Mrs Adebanjo Janet, a very prominent face at an event centre, very close to Awolowo Way in Ikeja, has been in this ‘business’ for the past five years. She decorates guests at events, especially wedding ceremonies with a ribbon and makes her money. After hanging the ribbon on the guest’s chest, she asks the guests for a token, an amount that is always at the guest’s discretion. And why she will not be too disposed to divulge her average take-home pay at the end of the day, she however believes that the income from the venture depends on how convincing and personable the person playing that role is to the guests.
Curiously, it is a trade that seems to be enjoying more converts by the day. Since Mrs Janet started five years ago, she could reel out the names of many others that are making brisk business doing this at events. According to her, the practitioners do not have to know the celebrants before ‘invading’ the venue.
“What we do is to have done our investigation to know whether an event is taking place and if such event is worth attending. And we are gradually being seen as part of an event. Even the celebrants believe we make their events tick, which I think accounts for the patronage and recognition we enjoy of late,” argued Janet, whose real profession is fashion-designing.
But, Mrs Owolabi Aanu, an event planner, sees the rise in the number of those that throng event venues for this purpose as a direct fall-out of the poor state of the nation’s economy.
“A lot of people are developing multiple streams of income and these people are no exception.
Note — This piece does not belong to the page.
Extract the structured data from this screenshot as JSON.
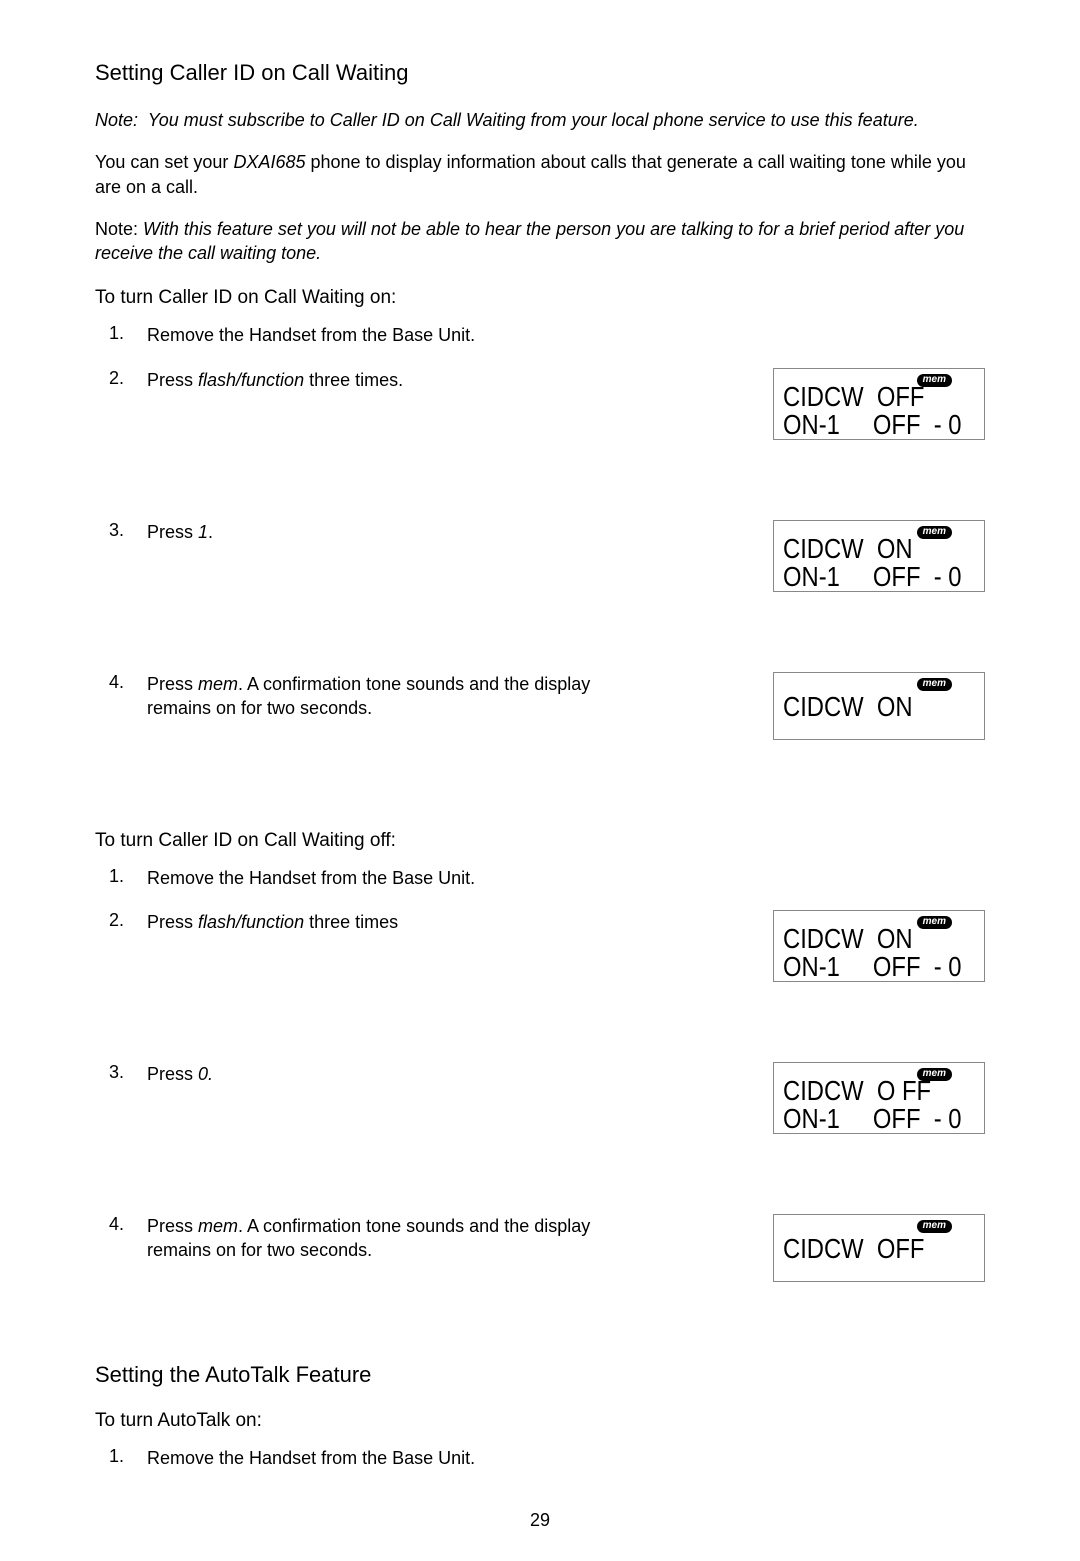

It is their own survival strategy, even though sometimes they could be irritants at events, especially the way some of them comport themselves before these guests,” she argued.
She however agrees that they are fast becoming a part and parcel of any event. “Some are even very innovative about it. They hire one of two drummers with them to give the guests they are targeting some sense of importance before tagging him or her with the ribbon. All these will at the end of the day enhance the event, if well packaged,” stated the event planner.
Mrs Owolabi however would not see them as constituting any threat to her job as an event planner since they operate on the ‘fringes’.
Though it is almost an exclusive preserve of women, Weekend Lagos gathered that a sprinkle of men is beginning to invade the industry. A party ‘tagger’ revealed that “shame is not making men to trouble us here by joining in pinning ribbons on guests. You know many guests can be very rude and while we can take the insult, men may not be able to take it. But young boys are joining us and they always have their older sisters around who are our colleagues”.
On whether the free ushers have an association, she answered in the negative, disclosing that they however have groups who share information together and go to many events together.
“It is wrong to see us as beggars. We put money into making these ribbons, no matter how small and, at times, we run on a loss when we don’t get to make enough money to cover our expenses. We transport ourselves and bring in some expertise in fixing the ribbons to make them look nice. We are not beggars or nuisance,” she concluded.
It however remains to be seen how far the industry can go to sustain itself.